00:48:34.44 [Announcer]: Thanks for listening and don’t forget to join the conversation on Facebook or Twitter. We welcome your comments and questions, facebook.com forward slash analytics hour or at analytics hour on Twitter.
00:49:02.50 [Michael Helbling]: Try saying something. I’m saying something. Oh, yes. That’s it. You got it. Okay. So this one could be attribution part two more.
00:49:20.93 [Jim Cain]: Making it personal since 2015.
00:49:25.88 [Michael Helbling]: No, not really.
00:49:31.78 [Jim Cain]: Is that still a thing? What? Recording?
00:49:34.97 [Tim Wilson]: Yes. It is definitely one that if you miss a beat, you’ve missed three jokes. The writing is very compact.

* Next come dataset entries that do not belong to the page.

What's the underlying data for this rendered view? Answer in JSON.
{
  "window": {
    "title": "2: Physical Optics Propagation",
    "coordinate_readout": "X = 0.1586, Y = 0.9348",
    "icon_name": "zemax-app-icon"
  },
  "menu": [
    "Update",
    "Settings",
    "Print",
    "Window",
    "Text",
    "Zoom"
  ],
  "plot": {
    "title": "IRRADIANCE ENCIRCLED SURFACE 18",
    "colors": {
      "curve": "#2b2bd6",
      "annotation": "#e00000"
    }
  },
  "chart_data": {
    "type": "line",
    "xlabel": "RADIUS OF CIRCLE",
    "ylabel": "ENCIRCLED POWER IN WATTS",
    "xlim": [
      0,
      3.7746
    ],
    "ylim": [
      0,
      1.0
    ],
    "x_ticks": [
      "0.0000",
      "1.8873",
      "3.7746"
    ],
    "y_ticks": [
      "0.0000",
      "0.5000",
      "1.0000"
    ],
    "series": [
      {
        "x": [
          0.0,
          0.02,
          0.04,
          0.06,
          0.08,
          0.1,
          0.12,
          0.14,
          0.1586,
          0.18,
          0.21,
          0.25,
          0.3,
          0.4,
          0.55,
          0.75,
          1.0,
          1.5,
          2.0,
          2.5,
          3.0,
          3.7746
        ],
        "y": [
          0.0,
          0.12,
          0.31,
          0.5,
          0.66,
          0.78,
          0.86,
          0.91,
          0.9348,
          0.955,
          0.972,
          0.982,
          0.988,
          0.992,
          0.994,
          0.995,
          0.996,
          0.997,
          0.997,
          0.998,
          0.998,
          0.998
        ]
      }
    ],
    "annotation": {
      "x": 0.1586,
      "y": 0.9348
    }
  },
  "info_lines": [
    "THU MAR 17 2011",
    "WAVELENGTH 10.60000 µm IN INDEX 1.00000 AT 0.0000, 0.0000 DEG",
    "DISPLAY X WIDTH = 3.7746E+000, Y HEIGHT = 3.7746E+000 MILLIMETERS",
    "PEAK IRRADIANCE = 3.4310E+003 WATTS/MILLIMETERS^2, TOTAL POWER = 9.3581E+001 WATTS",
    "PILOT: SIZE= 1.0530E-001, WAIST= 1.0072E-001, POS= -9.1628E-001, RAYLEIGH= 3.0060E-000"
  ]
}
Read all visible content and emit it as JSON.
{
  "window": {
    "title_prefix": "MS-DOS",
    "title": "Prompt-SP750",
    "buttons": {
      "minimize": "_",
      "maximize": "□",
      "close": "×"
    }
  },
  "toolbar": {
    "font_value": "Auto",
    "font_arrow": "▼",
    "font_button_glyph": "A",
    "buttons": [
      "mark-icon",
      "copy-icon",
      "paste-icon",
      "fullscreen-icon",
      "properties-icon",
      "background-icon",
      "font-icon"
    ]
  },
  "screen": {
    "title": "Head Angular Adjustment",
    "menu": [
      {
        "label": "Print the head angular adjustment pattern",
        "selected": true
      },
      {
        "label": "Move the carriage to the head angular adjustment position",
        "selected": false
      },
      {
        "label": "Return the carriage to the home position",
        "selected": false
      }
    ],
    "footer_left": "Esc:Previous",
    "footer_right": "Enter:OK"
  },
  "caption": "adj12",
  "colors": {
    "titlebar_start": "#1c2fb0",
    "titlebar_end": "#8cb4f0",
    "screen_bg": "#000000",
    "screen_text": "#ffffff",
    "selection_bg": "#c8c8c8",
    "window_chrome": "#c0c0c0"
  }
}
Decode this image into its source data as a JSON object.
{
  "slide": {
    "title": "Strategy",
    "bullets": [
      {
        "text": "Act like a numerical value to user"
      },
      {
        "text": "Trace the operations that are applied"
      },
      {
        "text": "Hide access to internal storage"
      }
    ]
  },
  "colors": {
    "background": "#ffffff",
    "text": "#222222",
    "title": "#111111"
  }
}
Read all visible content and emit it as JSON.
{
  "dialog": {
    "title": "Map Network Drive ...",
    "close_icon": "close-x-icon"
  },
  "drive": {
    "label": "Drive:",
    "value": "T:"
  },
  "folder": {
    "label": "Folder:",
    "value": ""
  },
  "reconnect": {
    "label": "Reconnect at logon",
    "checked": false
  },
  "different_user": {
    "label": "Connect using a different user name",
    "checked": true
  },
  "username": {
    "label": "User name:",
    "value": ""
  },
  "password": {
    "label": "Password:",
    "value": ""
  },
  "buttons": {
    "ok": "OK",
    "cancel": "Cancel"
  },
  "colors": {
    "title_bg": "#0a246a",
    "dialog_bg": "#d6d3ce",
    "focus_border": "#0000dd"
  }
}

00:49:46.50 [Michael Helbling]: It’s delightful. Kind of like our podcast. Oh, yeah. Our audience likes Tim’s tone of voice, so. It’s all right.
00:49:57.01 [Tim Wilson]: Test well. It’s a statement made with no data to back it up whatsoever. It tests well with our web analyst demographic. Or we’ll just keep that part that invited all of attribution and delete everything else. It’ll be a very short episode. We’ll start with it, yeah.
00:50:14.64 [Michael Helbling]: Yeah, yeah. It’s a nice guess. Jim Nobo.
00:50:18.40 [Jim Novo]: Jim. This says attribution sucks. Yeah, it was literally we were sitting in a bar and it’s like we really ought to come up with some kind of thing for the best student in the UBC classes. And so people were just talking about different ideas and then somebody said let’s call it the Jim Novo Award so we can talk about something else. They bring you in and you’re doing like $10,000 a minute, and then that drops down to $2,000 a minute, and they’re like, well, you know. It’s fine.
00:50:56.96 [Michael Helbling]: Somebody can do $10,000 a minute again. I’ll be glad if we could do $5 bucks a minute. What was the game game?
00:51:09.74 [Jim Cain]: Me? No. You just seem ready. That was what I’m just holding up my microphone. I look all poised and excited.
00:51:18.95 [Michael Helbling]: Yeah, it’s probably like, when we have guests, they’re like, what the fuck? I am confused.
00:51:28.45 [Tim Wilson]: No, it’s a short story. As long as I don’t tell it. Rock, flag, and Novo.
00:51:36.39 [Michael Helbling]: Yeah, I think that’ll work.